The Express Tribune reported that the anthem received mixed reception, with people comparing it with "Ab Khel Jamay Ga". Manahil Tahira wrote in The Express Tribune that Zafar's latest anthem may "evoke nostalgia for whom 7 years is a long time" and may be "boredom for those who remember". Samaa TV noted that with Zafar's "signature energy" and Baig's "captivating vocals", the anthem "captures the spirit of cricket and the passion of Pakistani fans". Ameena Amin wrote for Startup Pakistan that the anthem's "upbeat tempo", "engaging lyrics", and "dynamic melody" sets an "electrifying cricket season". Hamna Farrukh of Synergyzer praised the anthem by writing that the "music checks the right boxes; the lyrics align with the song's overall vibe", however, criticised the inclusion of Aima Baig.

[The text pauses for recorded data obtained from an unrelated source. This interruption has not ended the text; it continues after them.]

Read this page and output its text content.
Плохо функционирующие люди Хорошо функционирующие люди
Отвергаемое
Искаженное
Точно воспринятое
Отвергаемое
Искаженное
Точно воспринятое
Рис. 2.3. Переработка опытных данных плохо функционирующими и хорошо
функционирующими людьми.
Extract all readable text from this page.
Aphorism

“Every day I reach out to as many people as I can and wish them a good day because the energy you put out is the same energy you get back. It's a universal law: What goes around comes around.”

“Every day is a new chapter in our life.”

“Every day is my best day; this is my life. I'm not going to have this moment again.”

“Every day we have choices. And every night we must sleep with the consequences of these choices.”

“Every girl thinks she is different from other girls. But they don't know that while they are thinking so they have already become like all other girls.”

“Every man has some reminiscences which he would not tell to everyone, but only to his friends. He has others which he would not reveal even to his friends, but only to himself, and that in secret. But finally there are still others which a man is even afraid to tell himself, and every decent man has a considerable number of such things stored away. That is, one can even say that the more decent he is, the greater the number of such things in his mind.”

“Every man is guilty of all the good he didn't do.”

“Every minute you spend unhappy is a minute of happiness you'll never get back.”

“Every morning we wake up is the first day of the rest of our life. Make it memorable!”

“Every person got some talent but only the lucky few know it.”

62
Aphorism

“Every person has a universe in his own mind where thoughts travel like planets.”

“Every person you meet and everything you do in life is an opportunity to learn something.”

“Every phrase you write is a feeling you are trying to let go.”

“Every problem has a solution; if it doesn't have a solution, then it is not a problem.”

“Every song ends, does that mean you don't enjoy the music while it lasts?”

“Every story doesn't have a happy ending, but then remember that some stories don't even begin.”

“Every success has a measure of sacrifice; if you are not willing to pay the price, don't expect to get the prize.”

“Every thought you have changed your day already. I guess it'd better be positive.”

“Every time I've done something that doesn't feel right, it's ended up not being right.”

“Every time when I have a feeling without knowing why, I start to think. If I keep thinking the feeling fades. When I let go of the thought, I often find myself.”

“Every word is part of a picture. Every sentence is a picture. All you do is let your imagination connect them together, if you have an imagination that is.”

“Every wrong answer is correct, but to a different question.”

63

Cricket journalists like Qadir Khawaja called it ok but not so special, while Ahmer Najeeb called it a "great, energetic, vibrant" anthem. While Arfa Feroz disapproved it to be "a cricket material" and called it "a failed attempt to relive" the "standard" of "previous PSL anthems by" Zafar, Omair Alavi called it his third favourite anthem for PSL behind Zafar's previous anthems, while Imran Siddique regarded it as "the second best song of PSL history". A reviewer in Dawn noted the anthem's "cheerleading lyrics", "a groovy beat", and "cool vocals", but "a little too Bollywoody" choreography. Azhar Khan of The Nation remarked the performances of the singers at the opening ceremony as the highlight and electrifying. Ahmer Naqvi of Dunya Digital and Ali A. Rizvi of The Jungle Today criticised the repetition of similar lyrics and music from Zafar's previous anthems. While Naqvi noted the "torturous level of non-verbal choruses", Rizvi called it "the nostalgia trap" that denies "creative strategy".